If you can name a font that exists on the user system, and set it through a stylesheet, it will use that and display hanzi or kanji appropriately depending on the font, and will IGNORE the language attribute.

If the font is not found, then depending on which browser you use, it may or may not select the correct font IF a language attribute is present.

The latter is called "Automatic font assignment".

More reading for those with insomnia :

Examples of language dependent characters:
http://en.wikipedia.org/wiki/Han_unifica...characters

Document-level Language Declaration, Test Results
http://www.w3.org/International/tests/re...eclaration

Automatic font assignment for CJK text
http://www.w3.org/International/tests/sec-cjk-fonts


This is already fixed in the "refactored" flashcard review mode. Though which font exactly it will use on Linux I dont know. But basically if you see the "language dependent characters" correctly above it will work. If not, then you need to tell your lazy browser what fonts to use explicitly, somewhere in Preferences.

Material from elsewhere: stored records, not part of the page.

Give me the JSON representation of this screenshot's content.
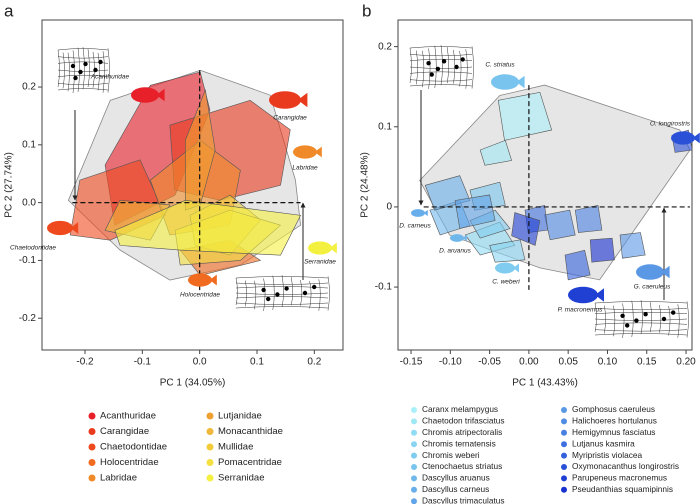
{
  "chart_data": [
    {
      "type": "scatter",
      "panel": "a",
      "xlabel": "PC 1 (34.05%)",
      "ylabel": "PC 2 (27.74%)",
      "xlim": [
        -0.275,
        0.25
      ],
      "ylim": [
        -0.255,
        0.316
      ],
      "xticks": [
        -0.2,
        -0.1,
        {
          "value": 0,
          "label": "0.0"
        },
        0.1,
        0.2
      ],
      "yticks": [
        -0.2,
        -0.1,
        {
          "value": 0,
          "label": "0.0"
        },
        0.1,
        0.2
      ],
      "morphospace": {
        "x": [
          -0.229,
          -0.156,
          0.001,
          0.123,
          0.167,
          0.176,
          0.071,
          -0.052,
          -0.139
        ],
        "y": [
          0.004,
          0.177,
          0.229,
          0.186,
          0.039,
          -0.039,
          -0.108,
          -0.134,
          -0.082
        ]
      },
      "annotations": [
        "Acanthuridae",
        "Carangidae",
        "Labridae",
        "Chaetodontidae",
        "Serranidae",
        "Holocentridae"
      ],
      "series": [
        {
          "name": "Acanthuridae",
          "color": "#e8202a",
          "x": [
            -0.165,
            -0.086,
            0.001,
            0.018,
            -0.043,
            -0.148
          ],
          "y": [
            0.065,
            0.203,
            0.226,
            0.16,
            0.013,
            -0.039
          ]
        },
        {
          "name": "Carangidae",
          "color": "#ea3a1e",
          "x": [
            -0.052,
            0.088,
            0.158,
            0.141,
            0.036,
            -0.044
          ],
          "y": [
            0.134,
            0.177,
            0.126,
            0.03,
            0.004,
            0.022
          ]
        },
        {
          "name": "Chaetodontidae",
          "color": "#ef4a1e",
          "x": [
            -0.226,
            -0.209,
            -0.104,
            -0.06,
            -0.156
          ],
          "y": [
            -0.056,
            0.039,
            0.074,
            -0.022,
            -0.065
          ]
        },
        {
          "name": "Holocentridae",
          "color": "#f06a20",
          "x": [
            -0.034,
            0.053,
            0.106,
            0.001
          ],
          "y": [
            -0.082,
            -0.065,
            -0.1,
            -0.126
          ]
        },
        {
          "name": "Labridae",
          "color": "#f08a28",
          "x": [
            -0.086,
            0.001,
            0.071,
            0.053,
            -0.052
          ],
          "y": [
            0.039,
            0.108,
            0.056,
            -0.039,
            -0.056
          ]
        },
        {
          "name": "Lutjanidae",
          "color": "#f0a030",
          "x": [
            -0.025,
            0.01,
            0.027,
            0.001,
            -0.025
          ],
          "y": [
            0.108,
            0.195,
            0.091,
            -0.004,
            -0.013
          ]
        },
        {
          "name": "Monacanthidae",
          "color": "#f0b838",
          "x": [
            -0.165,
            -0.139,
            -0.052,
            -0.086
          ],
          "y": [
            -0.048,
            0.004,
            -0.004,
            -0.065
          ]
        },
        {
          "name": "Mullidae",
          "color": "#f2cc38",
          "x": [
            -0.017,
            0.053,
            0.106,
            0.053,
            -0.008
          ],
          "y": [
            -0.022,
            0.013,
            -0.03,
            -0.091,
            -0.074
          ]
        },
        {
          "name": "Pomacentridae",
          "color": "#f4e040",
          "x": [
            -0.043,
            0.053,
            0.141,
            0.071,
            -0.034
          ],
          "y": [
            -0.048,
            -0.013,
            -0.039,
            -0.1,
            -0.108
          ]
        },
        {
          "name": "Serranidae",
          "color": "#f4f040",
          "x": [
            -0.148,
            -0.025,
            0.176,
            0.141,
            -0.034,
            -0.139
          ],
          "y": [
            -0.048,
            0.004,
            -0.022,
            -0.091,
            -0.082,
            -0.074
          ]
        }
      ]
    },
    {
      "type": "scatter",
      "panel": "b",
      "xlabel": "PC 1 (43.43%)",
      "ylabel": "PC 2 (24.48%)",
      "xlim": [
        -0.1666,
        0.2076
      ],
      "ylim": [
        -0.1785,
        0.2332
      ],
      "xticks": [
        -0.15,
        {
          "value": -0.1,
          "label": "-0.10"
        },
        -0.05,
        {
          "value": 0,
          "label": "0.00"
        },
        0.05,
        {
          "value": 0.1,
          "label": "0.10"
        },
        0.15,
        {
          "value": 0.2,
          "label": "0.20"
        }
      ],
      "yticks": [
        -0.1,
        0,
        0.1,
        0.2
      ],
      "morphospace": {
        "x": [
          -0.139,
          -0.037,
          0.02,
          0.192,
          0.205,
          0.09,
          0.014,
          -0.101
        ],
        "y": [
          0.033,
          0.139,
          0.152,
          0.096,
          0.071,
          -0.091,
          -0.076,
          -0.035
        ]
      },
      "annotations": [
        "C. striatus",
        "O. longirostris",
        "D. carneus",
        "D. aruanus",
        "C. weberi",
        "P. macronemus",
        "G. caeruleus"
      ],
      "series": [
        {
          "name": "Caranx melampygus",
          "color": "#aaf0f8",
          "x": [
            -0.039,
            0.014,
            0.029,
            -0.031
          ],
          "y": [
            0.133,
            0.143,
            0.096,
            0.083
          ]
        },
        {
          "name": "Chaetodon trifasciatus",
          "color": "#a0e8f4",
          "x": [
            -0.062,
            -0.03,
            -0.022,
            -0.056
          ],
          "y": [
            0.071,
            0.083,
            0.058,
            0.052
          ]
        },
        {
          "name": "Chromis atripectoralis",
          "color": "#90dcf4",
          "x": [
            -0.081,
            -0.037,
            -0.018,
            -0.062
          ],
          "y": [
            -0.035,
            -0.019,
            -0.048,
            -0.06
          ]
        },
        {
          "name": "Chromis ternatensis",
          "color": "#88d4f2",
          "x": [
            -0.05,
            -0.011,
            -0.005,
            -0.043
          ],
          "y": [
            -0.048,
            -0.041,
            -0.066,
            -0.069
          ]
        },
        {
          "name": "Chromis weberi",
          "color": "#80ccf0",
          "x": [
            -0.075,
            -0.043,
            -0.024,
            -0.062
          ],
          "y": [
            -0.017,
            -0.004,
            -0.027,
            -0.039
          ]
        },
        {
          "name": "Ctenochaetus striatus",
          "color": "#78c4ee",
          "x": [
            -0.075,
            -0.037,
            -0.03,
            -0.069
          ],
          "y": [
            0.021,
            0.031,
            0.002,
            -0.004
          ]
        },
        {
          "name": "Dascyllus aruanus",
          "color": "#70b8ec",
          "x": [
            -0.126,
            -0.088,
            -0.075,
            -0.113
          ],
          "y": [
            -0.004,
            0.008,
            -0.023,
            -0.035
          ]
        },
        {
          "name": "Dascyllus carneus",
          "color": "#68aeea",
          "x": [
            -0.132,
            -0.088,
            -0.075,
            -0.12
          ],
          "y": [
            0.027,
            0.039,
            0.008,
            -0.004
          ]
        },
        {
          "name": "Dascyllus trimaculatus",
          "color": "#62a4e8",
          "x": [
            -0.094,
            -0.05,
            -0.043,
            -0.088
          ],
          "y": [
            0.008,
            0.015,
            -0.017,
            -0.027
          ]
        },
        {
          "name": "Gomphosus caeruleus",
          "color": "#5a98e6",
          "x": [
            0.116,
            0.142,
            0.148,
            0.119
          ],
          "y": [
            -0.035,
            -0.032,
            -0.06,
            -0.064
          ]
        },
        {
          "name": "Halichoeres hortulanus",
          "color": "#508ce4",
          "x": [
            0.02,
            0.052,
            0.059,
            0.027
          ],
          "y": [
            -0.01,
            -0.004,
            -0.035,
            -0.041
          ]
        },
        {
          "name": "Hemigymnus fasciatus",
          "color": "#4a80e2",
          "x": [
            0.059,
            0.088,
            0.093,
            0.063
          ],
          "y": [
            -0.004,
            0.002,
            -0.029,
            -0.032
          ]
        },
        {
          "name": "Lutjanus kasmira",
          "color": "#4070e0",
          "x": [
            -0.005,
            0.02,
            0.024,
            -0.001
          ],
          "y": [
            -0.004,
            0.002,
            -0.029,
            -0.032
          ]
        },
        {
          "name": "Myripristis violacea",
          "color": "#3460dc",
          "x": [
            0.046,
            0.071,
            0.078,
            0.05
          ],
          "y": [
            -0.06,
            -0.054,
            -0.085,
            -0.091
          ]
        },
        {
          "name": "Oxymonacanthus longirostris",
          "color": "#2a50d8",
          "x": [
            0.182,
            0.203,
            0.208,
            0.186
          ],
          "y": [
            0.089,
            0.096,
            0.071,
            0.068
          ]
        },
        {
          "name": "Parupeneus macronemus",
          "color": "#2040d4",
          "x": [
            -0.018,
            0.014,
            0.008,
            -0.022
          ],
          "y": [
            -0.007,
            -0.017,
            -0.048,
            -0.036
          ]
        },
        {
          "name": "Pseudanthias squamipinnis",
          "color": "#1830d0",
          "x": [
            0.078,
            0.106,
            0.109,
            0.08
          ],
          "y": [
            -0.041,
            -0.039,
            -0.066,
            -0.069
          ]
        }
      ]
    }
  ]
}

I was amazed to discover, for example, that Opera doesn't support the Automatic font assignment, so the 5 columns of characters in the Wikipedia page above look the same on my system. Even Safari 3 beta doesn't handle it properly. IE6 and Firefox do.
Reply
#7
Rujiel Wrote:I'm using linux/ubuntu.
You might want to set
Code:
PANGO_LANGUAGE='en;ja'
somewhere suitable. This tells the font manager that when it's looking for a font for a character and the web page or whatever hasn't told it what language it's in it should prefer English and then Japanese fonts. (The 'English first' bit is so we don't use Japanese fonts for standard Latin text because that almost always looks awful; the 'Japanese' bit stops it picking a Chinese font for half the text.)
Reply
#8
I've got Kubuntu. By default Linux comes with some pretty poor fonts. I mean they're stylistic but they miss out lots of characters and generally use older forms of many characters like the ones you mentioned.

Download the fonts from this site and install using the instructions here
Reply
#9
When I upgraded IE several years ago it changed the fonts in SM (my SRS) for some reason. I looked for ages for the setting and downloaded new fonts. I had the same problem as you, sun's suddenly looked like sayeth. But also problems where strokes through lines were now by the side of them, endure was one I remember it happening with. I still end up changing the font of some now, as they don't come up that much.
Reply
#10
Raichu Wrote:I've got Kubuntu. By default Linux comes with some pretty poor fonts. I mean they're stylistic but they miss out lots of characters and generally use older forms of many characters like the ones you mentioned.

Download the fonts from this site and install using the instructions here
Thanks - I had the same issues as the OP and the new fonts work great (Ubuntu Hardy Heron).